Zahn, Zahnfarbe, Zahnverfärbung, Zahnpulpa, Zahnnerv

ZAHN / ZÄHNE

Zahnschmelz

Der Zahnschmelz als Zahnschmelzmantel ist die oberste Schicht vom Zahn.

Zahnschutz Schmelz, Dentin, Zahnbeschichtung

Unter dem Zahnschmelz sind das Dentin (Zahnbein) und darunter das Zahnmark (Pulpa / Nervengewebe)

Zahnschmelzmantel

Zahnschmelz ist die härteste Substanz im menschlichen Körper und schützt die Zähne vor der Zerstörung.
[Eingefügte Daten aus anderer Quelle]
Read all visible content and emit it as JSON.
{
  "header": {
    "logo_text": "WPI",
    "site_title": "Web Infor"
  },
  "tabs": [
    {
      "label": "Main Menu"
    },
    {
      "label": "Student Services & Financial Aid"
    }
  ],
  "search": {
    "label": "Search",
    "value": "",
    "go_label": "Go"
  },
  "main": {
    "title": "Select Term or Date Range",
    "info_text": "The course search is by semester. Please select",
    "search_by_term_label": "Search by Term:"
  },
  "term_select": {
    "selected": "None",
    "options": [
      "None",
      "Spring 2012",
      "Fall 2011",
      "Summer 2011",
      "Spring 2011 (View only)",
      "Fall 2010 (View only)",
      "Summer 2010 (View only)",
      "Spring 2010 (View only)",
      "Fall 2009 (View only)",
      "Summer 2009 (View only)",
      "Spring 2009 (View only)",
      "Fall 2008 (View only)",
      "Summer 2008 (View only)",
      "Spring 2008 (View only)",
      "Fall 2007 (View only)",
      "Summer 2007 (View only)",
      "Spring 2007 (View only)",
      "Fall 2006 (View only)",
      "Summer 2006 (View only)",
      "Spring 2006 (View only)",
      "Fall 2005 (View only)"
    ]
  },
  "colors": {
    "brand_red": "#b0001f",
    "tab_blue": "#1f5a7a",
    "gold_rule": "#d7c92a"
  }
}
Der Zahn wird durch den Zahnschmelzmantel im Bereich der Zahnkrone geschützt, denn auf der Zahnkrone ist der Zahn mit einer Lage Zahnschmelz (Enamelum) überzogen, wo es sich um das widerstandsfähigste Gewebe im Körper handelt, noch vor dem Unterkiefer, dem härtesten aller Knochen. Für die grosse Härte dieses Gewebes sind die Fluorverbindungen verantwortlich, denn der Schmelz auf dem Zahn besteht zu 98 Prozent aus den Mineralsalzen von Kalzium, Phosphat und Fluor. Dadurch ist der Zahnschmelz beinahe jeder mechanischen Belastung gewachsen, nicht aber allen chemischen und biologischen Substanzen wie Säuren und Bakterien, denn diese können den stabilsten Zahnschmelz Anätzen und aufweichen. Dauerbelastungen und Säuren über einen längeren Zeitraum können den Zahnschmelzmantel durch unbehandelte Karies, Reflux und Magensäure und den dabei entstehenden Zahnerosionen schädigen, im Besonderen wenn der pH-Wert vom Speichel in der Mundhöhle unter 5,5 fällt.

Zahnschmelz als Schutz

Der Zahnschmelz sorgt dafür, dass der Zahn geschützt ist und die Bakterien nicht den Zahn angreifen können.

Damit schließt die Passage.